1. Field of the Invention
The present invention relates to a color image reading and compensating device which reads images on original documents by using a color image sensor and compensating for differences in phase characteristics and resolution characteristics among resultant color image signals.
2. Description of the Related Art
Color image sensors for reading color images include dot sequential sensors, and linear sensors such as three-line sensors.
A dot sequential image sensor has three color filters, such as R (red), G (green), and B (blue) or Y (yellow), M (magenta), and C (cyan), which are sequentially arranged on a linear array of photosensitive elements, and can read one line of color information by the use of a single image sensor array. With the dot sequential sensor, however, three pixels of R, G, and B, which are placed apart from one another, are considered to form a color dot, and thus hue may vary if there is a brightness gradient in an image. This is referred to as a dot sequential error. This error is not a serious problem in the case of ordinary images. However, the error becomes a serious problem in the case where a high-definition image is read, a read image is enlarged, or a color decision is made for a read image.
To eliminate the dot sequential error, compensating methods using linear interpolation have been proposed and disclosed in Japanese Unexamined Patent Publication No. 61-154357 and U.S. Pat. No. 4,672,433. With this method, the position of an element of a reference color (for example, G) is taken as a reference position, and signals from two pixels of colors (for example, R and B) other than the reference color that sandwich the reference color element are used to estimate the reference color signal on the basis of linear interpolation. Thereby, a dot sequential error in a uniform brightness-gradient portion is corrected, thus eliminating variations in hue.

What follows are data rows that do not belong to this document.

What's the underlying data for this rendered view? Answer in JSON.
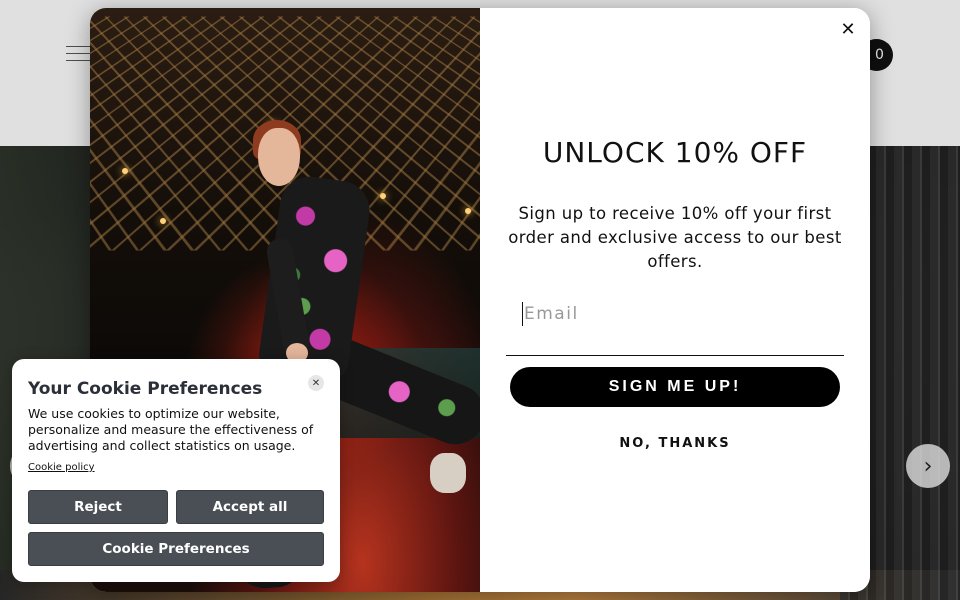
{
  "header": {
    "cart_count": "0"
  },
  "popup": {
    "title": "UNLOCK 10% OFF",
    "description": "Sign up to receive 10% off your first order and exclusive access to our best offers.",
    "email_placeholder": "Email",
    "signup_label": "SIGN ME UP!",
    "decline_label": "NO, THANKS",
    "close_symbol": "✕"
  },
  "cookie": {
    "title": "Your Cookie Preferences",
    "text": "We use cookies to optimize our website, personalize and measure the effectiveness of advertising and collect statistics on usage.",
    "policy_link": "Cookie policy",
    "reject_label": "Reject",
    "accept_label": "Accept all",
    "preferences_label": "Cookie Preferences",
    "close_symbol": "✕"
  },
  "slider": {
    "next_symbol": "›",
    "prev_symbol": "‹"
  },
  "icons": {
    "menu": "hamburger-icon",
    "close": "close-icon",
    "next": "chevron-right-icon",
    "prev": "chevron-left-icon"
  },
  "colors": {
    "button_black": "#000000",
    "cookie_button": "#4a4f55"
  }
}
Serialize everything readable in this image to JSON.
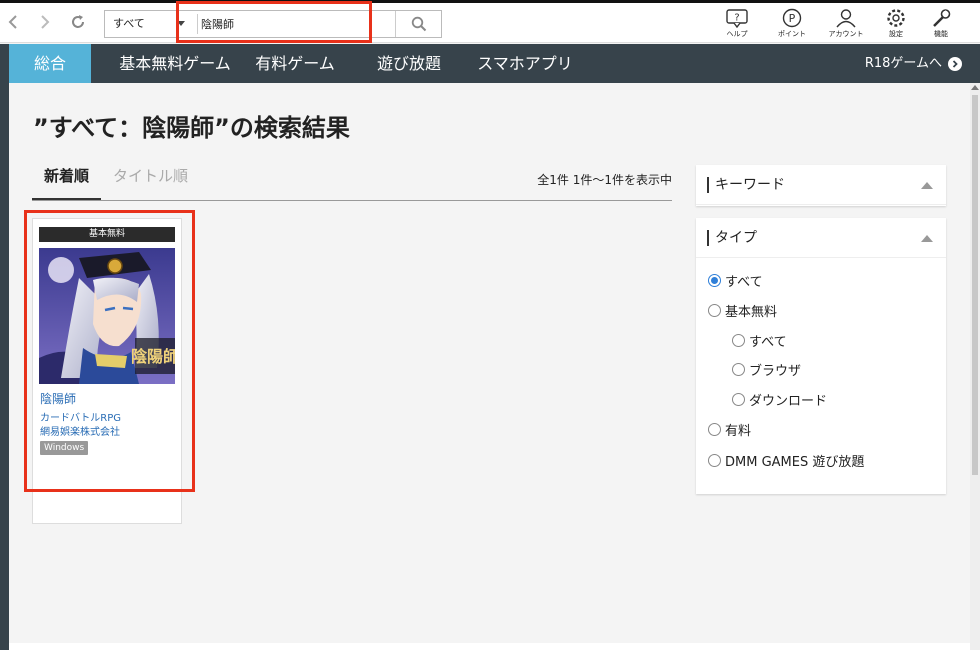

However, the above method suffers from a problem that lowpass filtering characteristics inherent in the linear interpolation processing will reduce the resolution of signals of two colors other than the reference color. For example, a sine wave response of linear interpolation at 1/4 of a sampling frequency is 56% in power, lowering frequency components material to the quality of high-definition images. In order to compensate for the reduced resolution resulting from the linear interpolation, the combined use of a high-frequency emphasizing filter and the linear interpolation might be adopted. The use of such a filter would greatly increase the magnitude of noise components on an image, decreasing the signal-to-noise ratio. With high-definition images, not only the dot sequential error but also a decrease in resolution and signal-to-noise ratio become serious problems.
On the other hand, a three-line color image sensor comprises three linear sensor arrays arranged apart from one another in the direction of sub-scan, i.e., in the direction perpendicular to the direction (main scanning direction) in which one line of an original document is scanned, and three color filters of R, G, and B are disposed on the respective line sensors. Each of the line sensors reads one line of a corresponding color component. The three-line image sensor suffers from a drawback in that it is somewhat complex in structure, that is, a buffer memory is required for compensating for differences in sub-scanning position among line sensors but has the following features. First, the three-line image sensor will not suffer from the above-described dot sequential error because information in the same position can be read for each of three color components. Second, the incident area, i.e., the aperture, in the direction of sub-scan can be chosen freely for each of color components. Thus, the aperture of the line sensor elements for blue (B) filter low in light transmittance can be broadened, thereby maintaining a balance among amounts of received red, green and blue (R, G and B) light rays. This can prevent the degradation of the signal-to-noise ratio of the B signal. Conversely, this will reduce the resolution of the B signal component.
As described above, the prior art techniques have the drawback of producing the degradation of phase and resolution characteristics in compensating color image signals having different phase and resolution characteristics due to the structure of a color image sensor used. In addition, the use of linear interpolation between signals of the same color and high-frequency emphasizing filters in compensating color image signals reduces the signal-to-noise ratio and the resolution.